I know this all too well. For over a year I used an iPad as my main work device, but I crawled back to the Mac after enduring months of unusable thumb drives at press junkets and frustrations springing from actions as simple as selecting text. This week, though, Apple dashed away most of my concerns with a masterstroke that it’s calling iPadOS.

Granted, I haven’t had a chance to handle iPadOS just yet, but everything I’ve seen so far suggests it’ll transform the iPad into the laptop replacement Apple’s always wanted it to be, even while retaining — no, improving — the features that set it apart from devices like Microsoft’s Surface tablet.

MacDailyNews Take: We look forward to really putting iPad OS through its paces. When people ask us why we grab our MacBooks over our iPad Pros for work, it’s first and foremost because of text selection. Text selection, Cut-Copy-Paste, and precise cursor control are little things, but they’re make-or-break when it comes to accuracy and speed. (Recall Apple’s Toby Paterson struggling a bit to select a word on an iPad for several seconds during the iPadOS demo during Monday’s WWDC keynote.) For us, the MacBook has always won the Who’s Coming Out Of The Backpack Race simply because of text selection, Cut-Copy-Paste, and precise cursor control.

We look forward to iPadOS’ improvements in that area, among many others, and to iPadOS improving throughout its beta period!

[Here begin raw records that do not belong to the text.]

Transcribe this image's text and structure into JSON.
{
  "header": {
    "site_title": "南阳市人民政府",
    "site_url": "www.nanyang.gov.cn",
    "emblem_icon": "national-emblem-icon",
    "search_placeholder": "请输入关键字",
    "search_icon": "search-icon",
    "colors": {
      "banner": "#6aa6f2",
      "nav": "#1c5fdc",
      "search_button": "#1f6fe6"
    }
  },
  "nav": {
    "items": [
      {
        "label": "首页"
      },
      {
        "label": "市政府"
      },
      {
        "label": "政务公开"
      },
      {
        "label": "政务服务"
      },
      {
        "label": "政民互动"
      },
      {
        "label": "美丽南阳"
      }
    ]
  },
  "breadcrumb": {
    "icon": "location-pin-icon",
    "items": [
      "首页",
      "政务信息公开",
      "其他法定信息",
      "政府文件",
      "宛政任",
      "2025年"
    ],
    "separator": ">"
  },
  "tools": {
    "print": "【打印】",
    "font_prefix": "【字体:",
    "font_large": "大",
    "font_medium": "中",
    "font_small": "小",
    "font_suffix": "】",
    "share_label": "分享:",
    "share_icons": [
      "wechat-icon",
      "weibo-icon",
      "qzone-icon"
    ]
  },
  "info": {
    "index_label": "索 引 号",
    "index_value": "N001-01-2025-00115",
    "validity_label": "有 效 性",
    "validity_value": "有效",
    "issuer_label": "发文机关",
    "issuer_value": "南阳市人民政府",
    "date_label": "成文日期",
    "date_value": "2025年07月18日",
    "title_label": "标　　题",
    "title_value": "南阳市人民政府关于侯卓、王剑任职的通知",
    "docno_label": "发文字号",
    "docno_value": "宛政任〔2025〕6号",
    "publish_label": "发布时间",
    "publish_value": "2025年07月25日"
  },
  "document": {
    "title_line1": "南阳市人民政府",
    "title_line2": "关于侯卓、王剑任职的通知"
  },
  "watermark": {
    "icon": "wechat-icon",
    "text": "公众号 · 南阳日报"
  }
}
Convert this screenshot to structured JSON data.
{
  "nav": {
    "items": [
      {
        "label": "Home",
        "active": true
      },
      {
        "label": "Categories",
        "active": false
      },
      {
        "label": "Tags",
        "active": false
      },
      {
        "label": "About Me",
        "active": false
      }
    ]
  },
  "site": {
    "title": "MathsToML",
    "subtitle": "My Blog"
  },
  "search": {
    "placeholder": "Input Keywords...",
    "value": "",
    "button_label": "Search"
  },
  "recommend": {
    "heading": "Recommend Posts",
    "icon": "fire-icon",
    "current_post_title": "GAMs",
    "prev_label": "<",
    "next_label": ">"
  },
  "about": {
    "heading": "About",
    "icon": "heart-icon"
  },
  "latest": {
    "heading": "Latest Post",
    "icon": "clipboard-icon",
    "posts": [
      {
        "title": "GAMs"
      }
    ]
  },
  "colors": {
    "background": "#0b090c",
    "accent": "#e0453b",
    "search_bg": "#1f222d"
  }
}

  1. How is iPad OS going to improve cursor precision when the “cursor” is our relatively clunky and imprecise finger? A.I.? Typing on my narrower iPhone X vs my 6+ has been annoying enough. Without a trackpad I don’t see my iPad as a primary computer. The pseudo-trackpad that appears by holding the space bar on the iOS keyboard sucks, it’s imprecise and gradually forces the cursor down after a few seconds of use.

  2. Has the disclosure of iPad linking to external drives been thoroughly examined? How does an iPad user FORMAT an external drive for use – if the iPad is the person’s only computing device?

  3. It is certainly possible to write a book or academic dissertation on an iPad, but it wouldn’t be very pleasant. As long as college assignments mostly involve writing rather than audio or images, most students will prefer a solid keyboard and means to place the cursor without touching the screen.